For more than two decades, Judy Colaneri has guided hikers along ancient pilgrimage routes that crisscross the European countryside. During those journeys, the American-born Colaneri, who splits her time between Spain and the United States, has heard hundreds of stories from those who’ve walked the trails beside her. 

Rotarians from five clubs in California went on an 8-day hiking trip.

Courtesy of Rotary Club of La Jolla Golden Triangle

Krishna and Bonnie Arora, members of the Rotary Club of La Jolla Golden Triangle, California, US, have trekked with Colaneri almost a dozen times, and what they told her about Rotary on those journeys made a big impression.

“They’re always talking about their club’s work in Peru or India or Pakistan or Mexico, and I thought, ‘They are such good people,’” says Colaneri, who runs a tour company called Spanish Steps. “I’m at a point in my life where I’m still working so much and don’t have time to do what they do as Rotarians, so I called Krishna and Bonnie one day and asked how I could participate. I wanted to do something to help them.”

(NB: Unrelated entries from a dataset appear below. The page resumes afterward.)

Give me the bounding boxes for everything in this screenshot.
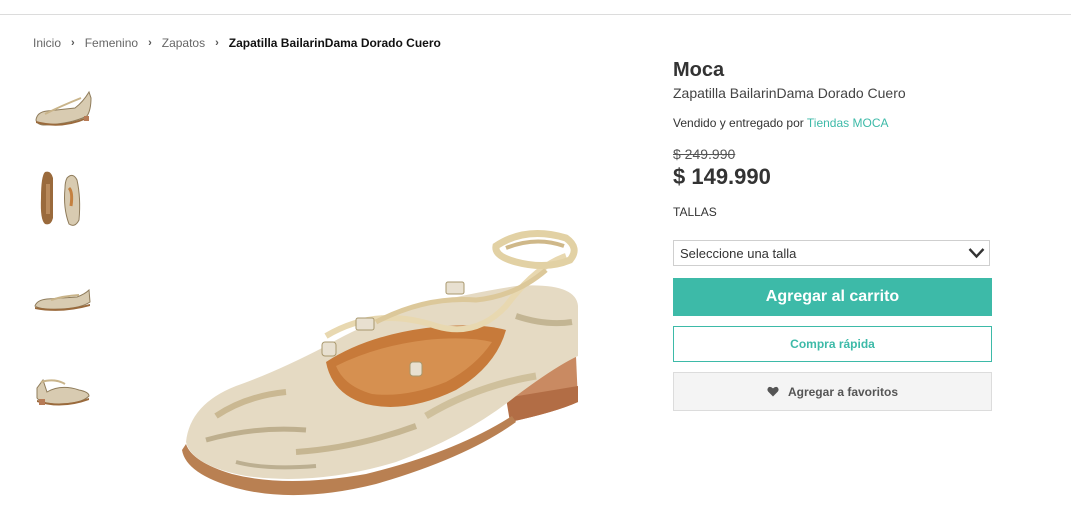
seller-info: Vendido y entregado por Tiendas MOCA [673, 116, 889, 130]
breadcrumb-item-zapatos[interactable]: Zapatos [162, 36, 205, 50]
quick-buy-button[interactable]: Compra rápida [673, 326, 992, 362]
chevron-down-icon [968, 248, 985, 259]
add-to-favorites-button[interactable]: Agregar a favoritos [673, 372, 992, 411]
breadcrumb-item-inicio[interactable]: Inicio [33, 36, 61, 50]
add-to-cart-button[interactable]: Agregar al carrito [673, 278, 992, 316]
old-price: $ 249.990 [673, 146, 736, 162]
breadcrumb-item-femenino[interactable]: Femenino [85, 36, 138, 50]
chevron-right-icon: › [148, 37, 152, 49]
seller-link[interactable]: Tiendas MOCA [807, 116, 889, 130]
header-divider [0, 14, 1071, 15]
chevron-right-icon: › [71, 37, 75, 49]
add-to-favorites-label: Agregar a favoritos [787, 384, 899, 399]
thumbnail-2[interactable] [31, 168, 93, 230]
product-main-image [176, 226, 586, 518]
current-price: $ 149.990 [673, 164, 771, 189]
thumbnail-1[interactable] [31, 78, 93, 140]
thumbnail-4[interactable] [31, 362, 93, 424]
heart-icon [767, 386, 779, 397]
thumbnail-3[interactable] [31, 270, 93, 332]
size-select-placeholder: Seleccione una talla [680, 246, 797, 261]
sizes-label: TALLAS [673, 205, 717, 219]
size-select[interactable]: Seleccione una talla [673, 240, 990, 266]
chevron-right-icon: › [215, 37, 219, 49]
breadcrumb: Inicio › Femenino › Zapatos › Zapatilla … [33, 36, 441, 50]
seller-prefix: Vendido y entregado por [673, 116, 804, 130]
product-name: Zapatilla BailarinDama Dorado Cuero [673, 85, 906, 101]
product-brand: Moca [673, 59, 725, 81]
breadcrumb-current: Zapatilla BailarinDama Dorado Cuero [228, 36, 441, 50]
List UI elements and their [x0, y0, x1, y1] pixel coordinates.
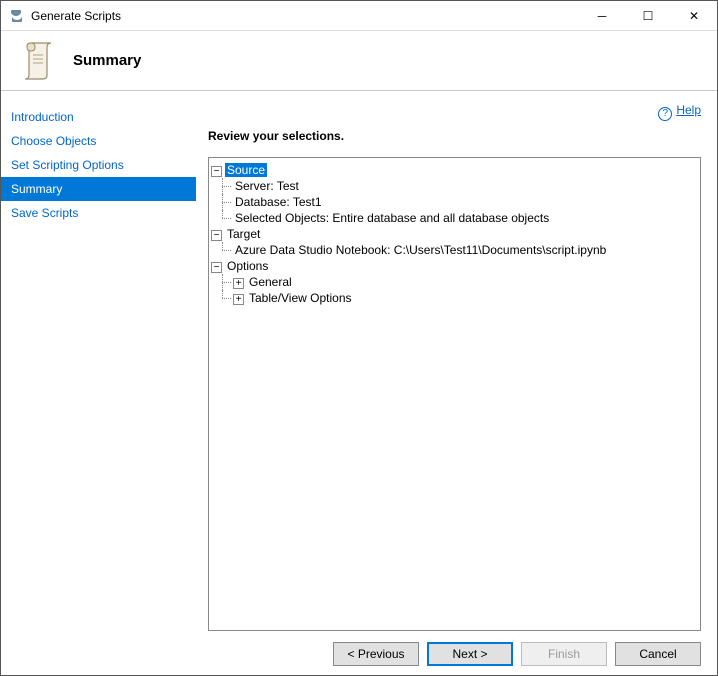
expander-options[interactable]: −: [211, 262, 222, 273]
cancel-button[interactable]: Cancel: [615, 642, 701, 666]
minimize-button[interactable]: ─: [579, 1, 625, 31]
window-title: Generate Scripts: [31, 9, 579, 23]
titlebar: Generate Scripts ─ ☐ ✕: [1, 1, 717, 31]
tree-server[interactable]: Server: Test: [233, 179, 301, 193]
summary-tree[interactable]: −Source Server: Test Database: Test1 Sel…: [208, 157, 701, 631]
tree-row: +General: [215, 274, 698, 290]
tree-database[interactable]: Database: Test1: [233, 195, 324, 209]
finish-button: Finish: [521, 642, 607, 666]
previous-button[interactable]: < Previous: [333, 642, 419, 666]
wizard-header: Summary: [1, 31, 717, 91]
close-button[interactable]: ✕: [671, 1, 717, 31]
sidebar-item-save-scripts[interactable]: Save Scripts: [1, 201, 196, 225]
sidebar-item-choose-objects[interactable]: Choose Objects: [1, 129, 196, 153]
tree-node-target[interactable]: Target: [225, 227, 262, 241]
script-scroll-icon: [21, 41, 57, 81]
sidebar-item-set-scripting-options[interactable]: Set Scripting Options: [1, 153, 196, 177]
window-buttons: ─ ☐ ✕: [579, 1, 717, 31]
app-icon: [9, 8, 25, 24]
tree-notebook-path[interactable]: Azure Data Studio Notebook: C:\Users\Tes…: [233, 243, 608, 257]
tree-row: Server: Test: [215, 178, 698, 194]
help-link[interactable]: Help: [676, 103, 701, 117]
tree-general[interactable]: General: [247, 275, 294, 289]
tree-row: +Table/View Options: [215, 290, 698, 306]
tree-selected-objects[interactable]: Selected Objects: Entire database and al…: [233, 211, 551, 225]
tree-node-source[interactable]: Source: [225, 163, 267, 177]
main-panel: ?Help Review your selections. −Source Se…: [196, 91, 717, 631]
page-title: Summary: [73, 52, 141, 69]
wizard-sidebar: Introduction Choose Objects Set Scriptin…: [1, 91, 196, 631]
next-button[interactable]: Next >: [427, 642, 513, 666]
expander-general[interactable]: +: [233, 278, 244, 289]
tree-row: Selected Objects: Entire database and al…: [215, 210, 698, 226]
wizard-footer: < Previous Next > Finish Cancel: [1, 631, 717, 675]
sidebar-item-summary[interactable]: Summary: [1, 177, 196, 201]
expander-tableview[interactable]: +: [233, 294, 244, 305]
help-icon[interactable]: ?: [658, 107, 672, 121]
expander-target[interactable]: −: [211, 230, 222, 241]
maximize-button[interactable]: ☐: [625, 1, 671, 31]
review-selections-heading: Review your selections.: [208, 129, 701, 143]
tree-tableview[interactable]: Table/View Options: [247, 291, 354, 305]
tree-node-options[interactable]: Options: [225, 259, 270, 273]
tree-row: Azure Data Studio Notebook: C:\Users\Tes…: [215, 242, 698, 258]
sidebar-item-introduction[interactable]: Introduction: [1, 105, 196, 129]
expander-source[interactable]: −: [211, 166, 222, 177]
tree-row: Database: Test1: [215, 194, 698, 210]
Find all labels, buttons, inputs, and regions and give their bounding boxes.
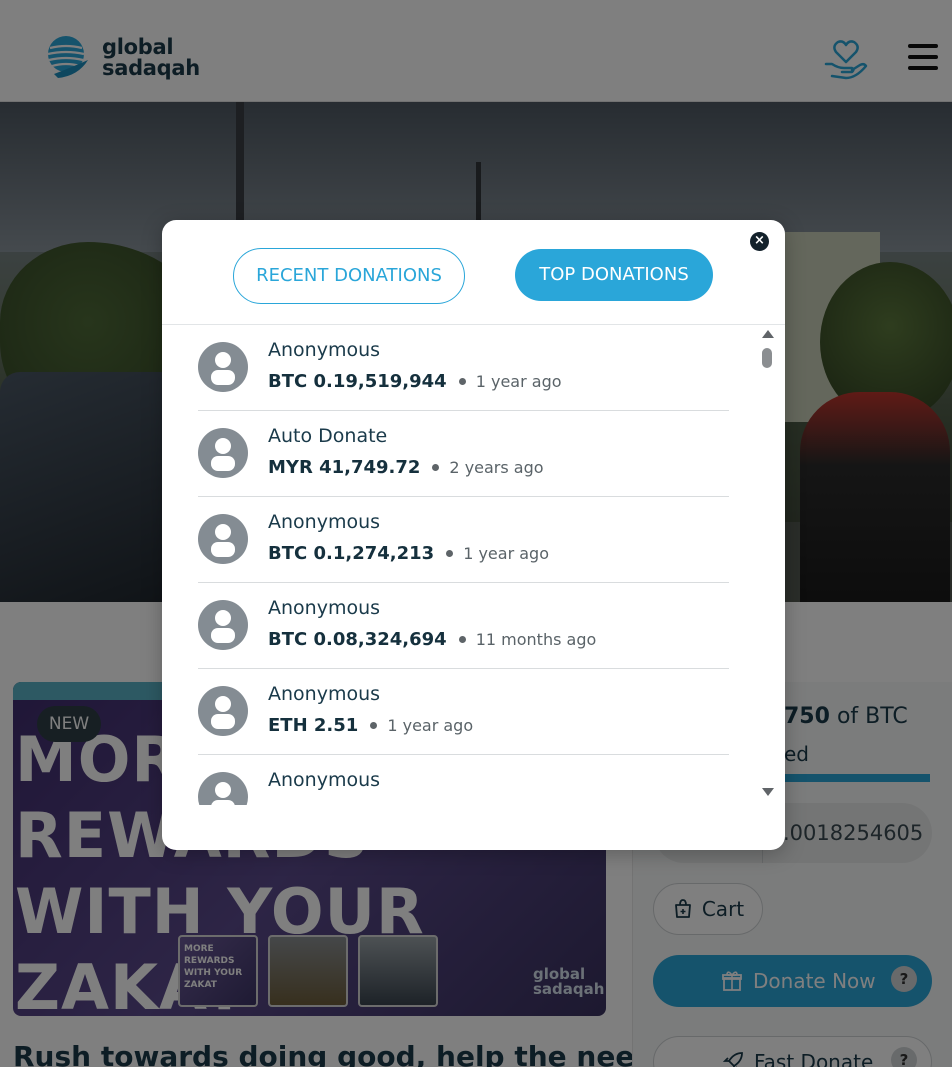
donation-row: Anonymous BTC 0.1,274,213 1 year ago [198, 497, 729, 583]
user-avatar-icon [198, 428, 248, 478]
donation-row: Anonymous BTC 0.08,324,694 11 months ago [198, 583, 729, 669]
donor-name: Anonymous [268, 597, 381, 619]
donation-time: 1 year ago [475, 372, 562, 391]
close-icon[interactable]: × [750, 232, 769, 251]
user-avatar-icon [198, 342, 248, 392]
donation-time: 1 year ago [463, 544, 549, 563]
donor-name: Anonymous [268, 339, 381, 361]
user-avatar-icon [198, 772, 248, 805]
donation-amount: BTC 0.08,324,694 11 months ago [268, 629, 597, 650]
scroll-up-arrow-icon[interactable] [762, 330, 774, 338]
donation-amount: BTC 0.1,274,213 1 year ago [268, 543, 549, 564]
donation-time: 1 year ago [387, 716, 474, 735]
donation-row: Anonymous ETH 2.51 1 year ago [198, 669, 729, 755]
donation-amount: MYR 41,749.72 2 years ago [268, 457, 544, 478]
donation-row: Auto Donate MYR 41,749.72 2 years ago [198, 411, 729, 497]
donation-amount: BTC 0.19,519,944 1 year ago [268, 371, 562, 392]
donation-time: 11 months ago [475, 630, 597, 649]
scrollbar-thumb[interactable] [762, 348, 772, 368]
donation-row: Anonymous BTC 0.19,519,944 1 year ago [198, 325, 729, 411]
donor-name: Anonymous [268, 683, 381, 705]
tab-top-donations[interactable]: TOP DONATIONS [515, 249, 713, 301]
user-avatar-icon [198, 514, 248, 564]
tab-recent-donations[interactable]: RECENT DONATIONS [233, 248, 465, 304]
donation-time: 2 years ago [449, 458, 544, 477]
user-avatar-icon [198, 686, 248, 736]
donor-name: Auto Donate [268, 425, 388, 447]
donation-row: Anonymous [198, 755, 729, 805]
donations-list[interactable]: Anonymous BTC 0.19,519,944 1 year ago Aut… [198, 325, 729, 805]
donations-modal: × RECENT DONATIONS TOP DONATIONS Anonymo… [162, 220, 785, 850]
list-scrollbar[interactable] [760, 330, 774, 800]
scroll-down-arrow-icon[interactable] [762, 788, 774, 796]
user-avatar-icon [198, 600, 248, 650]
donor-name: Anonymous [268, 511, 381, 533]
donation-amount: ETH 2.51 1 year ago [268, 715, 474, 736]
donor-name: Anonymous [268, 769, 381, 791]
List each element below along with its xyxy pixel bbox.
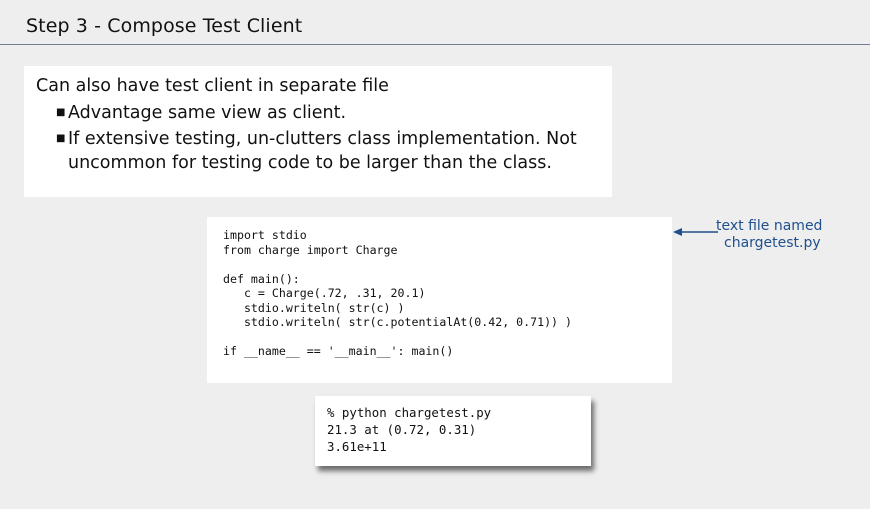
code-listing: import stdio from charge import Charge d… (223, 228, 656, 359)
terminal-line: % python chargetest.py (327, 405, 492, 420)
bullet-text-advantage: Advantage same view as client. (68, 103, 347, 123)
code-line: stdio.writeln( str(c) ) (223, 300, 405, 315)
bullet-item-advantage: ■ Advantage same view as client. (56, 101, 600, 125)
bullet-square-icon: ■ (56, 133, 66, 144)
code-line: stdio.writeln( str(c.potentialAt(0.42, 0… (223, 315, 573, 329)
annotation-line-1: text file named (716, 218, 823, 234)
terminal-line: 21.3 at (0.72, 0.31) (327, 422, 477, 437)
bullet-square-icon: ■ (56, 107, 66, 118)
slide-title: Step 3 - Compose Test Client (26, 15, 303, 37)
intro-text: Can also have test client in separate fi… (36, 76, 389, 96)
code-line: import stdio (223, 228, 307, 242)
bullet-item-testing: ■ If extensive testing, un-clutters clas… (56, 127, 600, 175)
code-line: if __name__ == '__main__': main() (223, 344, 454, 358)
code-line: c = Charge(.72, .31, 20.1) (223, 286, 426, 300)
terminal-output-box: % python chargetest.py 21.3 at (0.72, 0.… (315, 396, 591, 466)
title-divider (0, 44, 870, 45)
summary-text-box: Can also have test client in separate fi… (24, 66, 612, 197)
bullet-text-testing: If extensive testing, un-clutters class … (68, 129, 577, 173)
annotation-line-2: chargetest.py (724, 235, 821, 251)
terminal-output: % python chargetest.py 21.3 at (0.72, 0.… (327, 404, 579, 455)
left-arrow-icon (673, 228, 718, 236)
code-line: from charge import Charge (223, 242, 398, 257)
code-listing-box: import stdio from charge import Charge d… (207, 217, 672, 383)
code-line: def main(): (223, 271, 300, 286)
file-name-annotation: text file named chargetest.py (716, 218, 866, 252)
terminal-line: 3.61e+11 (327, 439, 387, 454)
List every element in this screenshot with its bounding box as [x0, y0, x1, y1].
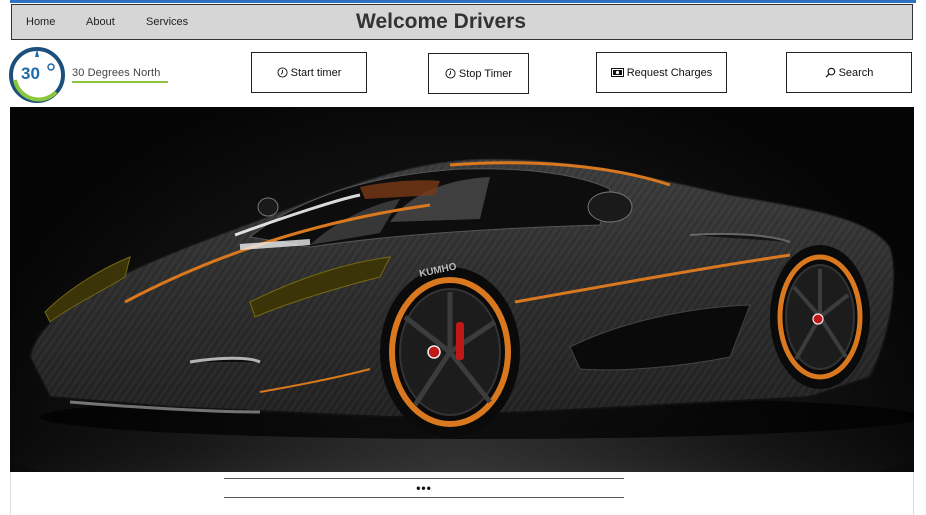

Colaneri came up with the idea of leading a trip of Rotarians and donating all profits, and the services of two of her guides and herself, to the Rotary Club of La Jolla Golden Triangle. Club members embraced the opportunity. “We put an item about the trip in the district newsletter, and other Rotarians signed up. We decided we’d pick some projects and ask for donations,” says La Jolla Golden Triangle member Linda Stouffer-Wallis.

On 31 March 2017, 12 California Rotarians from five clubs set off on an eight-day hiking trip, following the last 100 kilometers of the Camino de Santiago pilgrimage trail leading to the Spanish holy city of Santiago de Compostela. The fundraiser brought in more than $23,000 from Colaneri’s company and nearly $5,500 in donations collected by the Rotary hikers. 

“For Judy to give all of her profits from the trip to us, as well as volunteering herself and two guides, was extraordinary,” says Stouffer-Wallis, who walked with husband Steve Wallis. A few years earlier she had hiked a portion of the trail through France. 

“The beauty of this trail seeps into your soul,” says Stouffer-Wallis, a banker, who coordinated the fundraising and distribution to club projects. “It’s a deep experience. If you’re open and ready for it, the walk does some transformative healing.” (A number of books and movies have documented the power of the trail, including The Way, a 2010 film starring Martin Sheen and Emilio Estevez.)

Walking guides Francesco Corsi, left, Virginio Corsi, and Judy Colaneri.

Courtesy of Rotary Club of La Jolla Golden Triangle

La Jolla Golden Triangle Rotarian Wayne Davis and his son Steve, a member of the Rotary Club of Escondido After Five, also went on the journey. “I’d heard about the walk for a long time and signed up mainly because of a book I’d read about it, To the Field of the Stars,” says the elder Davis, a San Diego architect. 

“I love historical elements of geography, and I was taking in everything around me, from the weather to the old path, the historical buildings and stone farmhouses, the people – it was all very inspiring to me in terms of history and knowing it was a path that had been walked on for hundreds of years.”

It was also a great shared experience for father and son. “We talked about things we wouldn’t normally talk about because we got to spend a week together, day and night. It was a real bonding experience for us,” Wayne says.

 

The club originally picked six projects to support with the funds raised from the trip, but ended up adding four more. “The projects had to be something where they touched a lot of lives and were advocated by Rotarians somewhere in the world to make sure it would be done right,” explains Stouffer-Wallis. 

Among the projects, the club donated $3,000 for 75 biosand filters to provide clean drinking water in the Kilimanjaro region of northern Tanzania, where many families, especially in Maasai com-munities, get their water from unsafe streams and ponds. It’s a project sponsored by the Rotary clubs of Chico, California, and Moshi, Tanzania. Another $3,000 went to renovate and repair the Kusumpur Pahari Education Center in New Delhi, which was established in the 1990s by the Rotary Club of Delhi South Metropolitan. And in Jalalabad, Afghanistan, $3,000 was spent to install solar panels to provide electricity and water at a school. 

Closer to home in San Diego, the club used $1,200 to furnish apartments serving formerly homeless veterans and $3,200 to help set up and equip classrooms at Oasis Lifelong Learning Center. In Ensenada, Mexico, $3,000 went toward repairs to an orphanage, a project coordinated with the Rotary Club of Ensenada Todos Santos. And Rotarians and Rotaractors from La Jolla Golden Triangle spent a day in January building a home for a poor family in Tijuana, Mexico, a project supported with $6,000 from the walking trip funds. 

“The number of lives we touched locally and internationally makes you feel good,” Stouffer-Wallis says. And Colaneri’s generosity left a lasting impression on club members. 

“For somebody who has only heard about Rotary to be inspired to give what anyone would say is a significant dollar amount, that really makes her a Rotarian at heart,” Stouffer-Wallis says.